If that ever becomes boring or seeming to be weak....which I can overdrive the space now....

2- 18"s. 1 - 12", and a 10" that has a mag structure as big as a 100’ spool of #12 speaker cable and weighs ’bout 30ish lbs. by itself....all of these desire a cab that I don’t have the room or the amps to do it all some form of injustice....

Oh, and there’s the 2 - 12" Utah’s with their matching expo horns that could punch through all that, even set up like a NY Ohm as they is...done for grins and a way to store them....

If the treble needs more than the pair of large Heil amts’....got another pair. ;)

Yes, Erik....absolutely crazed. *L*

But....Not Insane.👍😎

@minorl And, what level of smoothing are you using? How many speaker systems actually produce sonically accurate bass down to 18 Hz at the listening position? I'll give you a hint. It has a diameter of three mm. There is no such thing as a system that could not benefit from subwoofers if you want a realistic presentation at volumes that will not damage your hearing.
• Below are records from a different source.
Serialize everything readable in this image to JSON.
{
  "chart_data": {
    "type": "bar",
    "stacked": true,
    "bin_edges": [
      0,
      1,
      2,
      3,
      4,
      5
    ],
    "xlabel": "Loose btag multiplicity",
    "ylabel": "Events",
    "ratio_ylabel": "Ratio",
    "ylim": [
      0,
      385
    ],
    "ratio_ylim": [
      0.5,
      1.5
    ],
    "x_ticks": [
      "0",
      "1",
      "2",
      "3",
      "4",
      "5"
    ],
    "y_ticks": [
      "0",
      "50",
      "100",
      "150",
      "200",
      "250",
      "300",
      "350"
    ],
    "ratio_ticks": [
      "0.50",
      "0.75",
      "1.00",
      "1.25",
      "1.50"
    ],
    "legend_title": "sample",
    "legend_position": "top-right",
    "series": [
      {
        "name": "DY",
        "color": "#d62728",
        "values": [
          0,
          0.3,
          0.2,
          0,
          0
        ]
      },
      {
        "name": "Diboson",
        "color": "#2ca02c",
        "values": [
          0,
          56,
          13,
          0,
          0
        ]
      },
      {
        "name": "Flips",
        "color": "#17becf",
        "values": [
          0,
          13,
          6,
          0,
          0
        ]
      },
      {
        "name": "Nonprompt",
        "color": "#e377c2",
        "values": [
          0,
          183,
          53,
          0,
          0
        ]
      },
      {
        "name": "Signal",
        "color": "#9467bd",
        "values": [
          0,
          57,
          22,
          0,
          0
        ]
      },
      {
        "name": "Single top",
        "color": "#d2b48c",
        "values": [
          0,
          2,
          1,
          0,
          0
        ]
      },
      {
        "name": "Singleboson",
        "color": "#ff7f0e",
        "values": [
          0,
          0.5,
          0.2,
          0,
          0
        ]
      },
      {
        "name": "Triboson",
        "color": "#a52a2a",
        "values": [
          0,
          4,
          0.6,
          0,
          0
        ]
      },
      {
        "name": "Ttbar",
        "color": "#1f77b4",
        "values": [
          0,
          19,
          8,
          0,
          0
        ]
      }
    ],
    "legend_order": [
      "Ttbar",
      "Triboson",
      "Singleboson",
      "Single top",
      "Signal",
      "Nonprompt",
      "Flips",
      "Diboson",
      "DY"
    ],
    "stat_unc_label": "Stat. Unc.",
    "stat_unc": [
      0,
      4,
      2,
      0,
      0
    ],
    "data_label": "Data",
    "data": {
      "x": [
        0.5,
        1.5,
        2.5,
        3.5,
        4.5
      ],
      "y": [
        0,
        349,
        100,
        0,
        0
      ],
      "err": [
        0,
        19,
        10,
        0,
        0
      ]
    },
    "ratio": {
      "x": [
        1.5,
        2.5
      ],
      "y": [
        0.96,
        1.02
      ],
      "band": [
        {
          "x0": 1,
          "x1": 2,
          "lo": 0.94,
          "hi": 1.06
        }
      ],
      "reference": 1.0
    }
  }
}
I am a fanatic when it comes to measuring systems. I have been doing it since 1995. However, it helps a bunch if there is something you can do with the measurements, like use them to guide your use of equalization and adjustment of group delays, set up of subwoofers, etc. All this can be done digitally at very high resolution. These tools are so powerful I can make a middling system sound like one 10 times as expensive. There is no other way to integrate subwoofers correctly. Every other method is wishful thinking. Can you take the edge off a bad room? No, not completely as the reflections disturb the imaging. You have to manage the room with the appropriate methods or use speakers with tightly controlled dispersion.  Measure away and get yourself a full function digital preamp.

@erik_squires Give me a break. Treating a room makes speakers sound smaller not bigger. Subwoofers can make a system sound bigger if a two way crossover is used, much bigger. 

Treating a room makes speakers sound smaller not bigger.

Not if you do it right, no. 

 

Subwoofers can make a system sound bigger [...]

Yes, they can.

The point I was trying to make is that what we hear is relative, and the overall balance matters.  Yes, a subwoofer increases bass.  Reducing mid-treble reflections in a room has similar effects as adding more bass, with the added bonus of often improving imaging and reducing listener fatigue.